Published
September 14, 2024
She is the Anna Livia Plurabelle of UK fashion, the eternal life force that every young designer dreams of launching into. Roksanda, Craig Green, Gareth Pugh, Charles Jeffrey and House of Holland are among the talents that Kennedy, born in Newcastle but raised in Sicily, has unearthed.
Every season, London's critics flock to the shows at Fashion East. This Friday was no exception. As is tradition, the shows were held inside the ever-destroyed hipster brewery Truman Brewery. There they were treated to a spectacular display by five designers: an installation, a presentation and three catwalk outings.
This was not necessarily a vintage season, but still one knew that many of the ideas showcased by these young talents would filter into shows on the mainland and in New York next season.
One entered through an installation by shoe designer Kitty Shukman, of just six models, two of them perched on a charred tree, as if left over from an eruption of Vesuvius.
Two of the cast members looked away from the audience, their backs carved into the shape of gothic crosses surrounded by feathered wings. They all wore the same footwear from their Again brand: Infinity Slides with an EVA layer in six different colors. Titled “Positive Energy,” the setting, according to the show, was designed to suggest “the physical creation of a seed of hope that Kitty nurtured during a debilitating depressive episode struggling with her mental health.”
A Cordwainers graduate who has worked at Yeezy (where she created the Derrick Rose sneaker) and a designer who has advised Balenciaga, Burberry, Crocs and Justin Bieber, among others, Shukman undoubtedly has a bright future ahead of her.
Another very interesting name is Sosskyn, a collaboration between artist Samara Scott and curator Tayah Leigh Barrs. Their clever idea was to have a dozen damsels parade in hyper-photogenic fashion beneath a fluorescent spray-painted wall. They brazenly approached guests with iPhones in hand, dressed in rags or in shreds of underwear made from reclaimed organic materials, used cashmere, torn stockings, mosquito nets and latex seaweed, whatever that means. Spray-painted and sexy, they all looked great.
After this appetizer, the three parades became almost boring.

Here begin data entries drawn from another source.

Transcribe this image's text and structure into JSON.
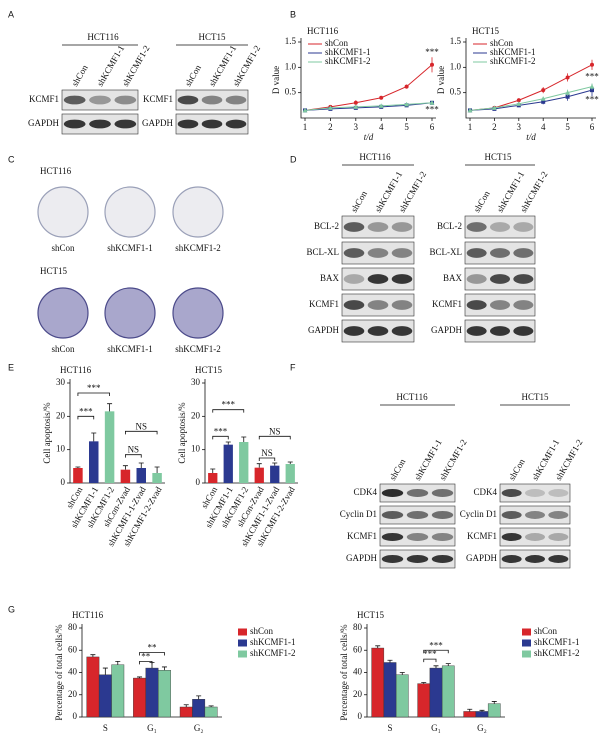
{
  "panel_labels": [
    "A",
    "B",
    "C",
    "D",
    "E",
    "F",
    "G"
  ],
  "blot_A": {
    "groups": [
      {
        "title": "HCT116",
        "lanes": [
          "shCon",
          "shKCMF1-1",
          "shKCMF1-2"
        ],
        "rows": [
          "KCMF1",
          "GAPDH"
        ]
      },
      {
        "title": "HCT15",
        "lanes": [
          "shCon",
          "shKCMF1-1",
          "shKCMF1-2"
        ],
        "rows": [
          "KCMF1",
          "GAPDH"
        ]
      }
    ]
  },
  "colony_C": {
    "groups": [
      {
        "title": "HCT116",
        "labels": [
          "shCon",
          "shKCMF1-1",
          "shKCMF1-2"
        ]
      },
      {
        "title": "HCT15",
        "labels": [
          "shCon",
          "shKCMF1-1",
          "shKCMF1-2"
        ]
      }
    ]
  },
  "blot_D": {
    "groups": [
      {
        "title": "HCT116",
        "lanes": [
          "shCon",
          "shKCMF1-1",
          "shKCMF1-2"
        ],
        "rows": [
          "BCL-2",
          "BCL-XL",
          "BAX",
          "KCMF1",
          "GAPDH"
        ]
      },
      {
        "title": "HCT15",
        "lanes": [
          "shCon",
          "shKCMF1-1",
          "shKCMF1-2"
        ],
        "rows": [
          "BCL-2",
          "BCL-XL",
          "BAX",
          "KCMF1",
          "GAPDH"
        ]
      }
    ]
  },
  "blot_F": {
    "groups": [
      {
        "title": "HCT116",
        "lanes": [
          "shCon",
          "shKCMF1-1",
          "shKCMF1-2"
        ],
        "rows": [
          "CDK4",
          "Cyclin D1",
          "KCMF1",
          "GAPDH"
        ]
      },
      {
        "title": "HCT15",
        "lanes": [
          "shCon",
          "shKCMF1-1",
          "shKCMF1-2"
        ],
        "rows": [
          "CDK4",
          "Cyclin D1",
          "KCMF1",
          "GAPDH"
        ]
      }
    ]
  },
  "chart_data": [
    {
      "type": "line",
      "title": "HCT116",
      "xlabel": "t/d",
      "ylabel": "D value",
      "x": [
        1,
        2,
        3,
        4,
        5,
        6
      ],
      "xlim": [
        1,
        6
      ],
      "xticks": [
        1,
        2,
        3,
        4,
        5,
        6
      ],
      "ylim": [
        0,
        1.5
      ],
      "yticks": [
        0.5,
        {
          "value": 1,
          "label": "1.0"
        },
        1.5
      ],
      "legend": "upper left",
      "series": [
        {
          "name": "shCon",
          "color": "#d7262b",
          "values": [
            0.15,
            0.22,
            0.3,
            0.4,
            0.62,
            1.05
          ],
          "errors": [
            0.02,
            0.03,
            0.05,
            0.03,
            0.04,
            0.15
          ]
        },
        {
          "name": "shKCMF1-1",
          "color": "#2b3990",
          "values": [
            0.15,
            0.18,
            0.2,
            0.22,
            0.25,
            0.3
          ],
          "errors": [
            0.02,
            0.02,
            0.02,
            0.02,
            0.02,
            0.03
          ]
        },
        {
          "name": "shKCMF1-2",
          "color": "#7fc9a0",
          "values": [
            0.15,
            0.2,
            0.22,
            0.24,
            0.27,
            0.3
          ],
          "errors": [
            0.02,
            0.02,
            0.02,
            0.02,
            0.02,
            0.03
          ]
        }
      ],
      "annotations": [
        "***",
        "***"
      ]
    },
    {
      "type": "line",
      "title": "HCT15",
      "xlabel": "t/d",
      "ylabel": "D value",
      "x": [
        1,
        2,
        3,
        4,
        5,
        6
      ],
      "xlim": [
        1,
        6
      ],
      "xticks": [
        1,
        2,
        3,
        4,
        5,
        6
      ],
      "ylim": [
        0,
        1.5
      ],
      "yticks": [
        0.5,
        {
          "value": 1,
          "label": "1.0"
        },
        1.5
      ],
      "legend": "upper left",
      "series": [
        {
          "name": "shCon",
          "color": "#d7262b",
          "values": [
            0.15,
            0.2,
            0.35,
            0.55,
            0.8,
            1.05
          ],
          "errors": [
            0.02,
            0.02,
            0.04,
            0.06,
            0.08,
            0.1
          ]
        },
        {
          "name": "shKCMF1-1",
          "color": "#2b3990",
          "values": [
            0.15,
            0.18,
            0.25,
            0.32,
            0.42,
            0.55
          ],
          "errors": [
            0.02,
            0.02,
            0.03,
            0.05,
            0.08,
            0.12
          ]
        },
        {
          "name": "shKCMF1-2",
          "color": "#7fc9a0",
          "values": [
            0.15,
            0.2,
            0.28,
            0.38,
            0.5,
            0.62
          ],
          "errors": [
            0.02,
            0.02,
            0.03,
            0.04,
            0.06,
            0.06
          ]
        }
      ],
      "annotations": [
        "***",
        "***"
      ]
    },
    {
      "type": "bar",
      "title": "HCT116",
      "ylabel": "Cell apoptosis/%",
      "categories": [
        "shCon",
        "shKCMF1-1",
        "shKCMF1-2",
        "shCon-Zvad",
        "shKCMF1-1-Zvad",
        "shKCMF1-2-Zvad"
      ],
      "values": [
        4.5,
        12.5,
        21.5,
        4,
        4.5,
        3
      ],
      "errors": [
        0.3,
        2.5,
        2.3,
        1.2,
        1.5,
        1.8
      ],
      "colors": [
        "#d7262b",
        "#2b3990",
        "#7fc9a0",
        "#d7262b",
        "#2b3990",
        "#7fc9a0"
      ],
      "ylim": [
        0,
        30
      ],
      "yticks": [
        0,
        10,
        20,
        30
      ],
      "annotations": [
        "***",
        "***",
        "NS",
        "NS"
      ]
    },
    {
      "type": "bar",
      "title": "HCT15",
      "ylabel": "Cell apoptosis/%",
      "categories": [
        "shCon",
        "shKCMF1-1",
        "shKCMF1-2",
        "shCon-Zvad",
        "shKCMF1-1-Zvad",
        "shKCMF1-2-Zvad"
      ],
      "values": [
        3,
        11.5,
        12.3,
        4.6,
        5.2,
        5.7
      ],
      "errors": [
        1.2,
        0.8,
        1.5,
        1.2,
        0.8,
        0.6
      ],
      "colors": [
        "#d7262b",
        "#2b3990",
        "#7fc9a0",
        "#d7262b",
        "#2b3990",
        "#7fc9a0"
      ],
      "ylim": [
        0,
        30
      ],
      "yticks": [
        0,
        10,
        20,
        30
      ],
      "annotations": [
        "***",
        "***",
        "NS",
        "NS"
      ]
    },
    {
      "type": "bar",
      "title": "HCT116",
      "ylabel": "Percentage of total cells/%",
      "categories": [
        "S",
        "G₁",
        "G₂"
      ],
      "ylim": [
        0,
        80
      ],
      "yticks": [
        0,
        20,
        40,
        60,
        80
      ],
      "legend": "right",
      "series": [
        {
          "name": "shCon",
          "color": "#d7262b",
          "values": [
            54,
            35,
            9
          ],
          "errors": [
            2,
            1,
            2
          ]
        },
        {
          "name": "shKCMF1-1",
          "color": "#2b3990",
          "values": [
            38,
            44,
            16
          ],
          "errors": [
            6,
            5,
            3
          ]
        },
        {
          "name": "shKCMF1-2",
          "color": "#7fc9a0",
          "values": [
            47,
            42,
            9
          ],
          "errors": [
            3,
            3,
            1
          ]
        }
      ],
      "annotations": [
        "**",
        "**"
      ]
    },
    {
      "type": "bar",
      "title": "HCT15",
      "ylabel": "Percentage of total cells/%",
      "categories": [
        "S",
        "G₁",
        "G₂"
      ],
      "ylim": [
        0,
        80
      ],
      "yticks": [
        0,
        20,
        40,
        60,
        80
      ],
      "legend": "right",
      "series": [
        {
          "name": "shCon",
          "color": "#d7262b",
          "values": [
            62,
            30,
            5
          ],
          "errors": [
            2,
            1,
            2
          ]
        },
        {
          "name": "shKCMF1-1",
          "color": "#2b3990",
          "values": [
            49,
            44,
            5
          ],
          "errors": [
            2,
            2,
            1
          ]
        },
        {
          "name": "shKCMF1-2",
          "color": "#7fc9a0",
          "values": [
            38,
            46,
            12
          ],
          "errors": [
            2,
            2,
            2
          ]
        }
      ],
      "annotations": [
        "***",
        "***"
      ]
    }
  ]
}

The opening act is led by the talented Olly Shindler, whose conceptual boy scout and girl scout uniforms were suggestive, sadomasochistic and obscene. Like the Brown Owl of the guides, who looked like a dominatrix tied with laces. Or the last scout champion in a leather suit, whose walks seemed destined to end in a dark room.
Next up was Nuba, from the duo of Cameron Williams and Jebi Labembika, who presented a show entitled ‘Simulation’, the theme of which was how urban life forces too many people to adapt to a singular culture – which seemed a little odd, given the raucous multicultural scene that is East London. The clothes were monochrome constructions in technical fabrics draped with considerable skill, gathered with taste and worn with great pride by the cast. Cameron and Jebi earned the biggest applause of the night.
Finally came Loutre, a quirky cut-and-sew collection in the rich style of British eccentricity by designer Pia Schiele. From high-necked wool doublets with crystal panels to bat-winged aviator jackets paired with tea-cloth skirts and a fabulously flamboyant grande dame trench coat.
All in all, a great way to open the season in London and a reminder that when it comes to the search for Lulu, Kennedy leaves Andam, the LVMH prize and several Vogue awards in the shade.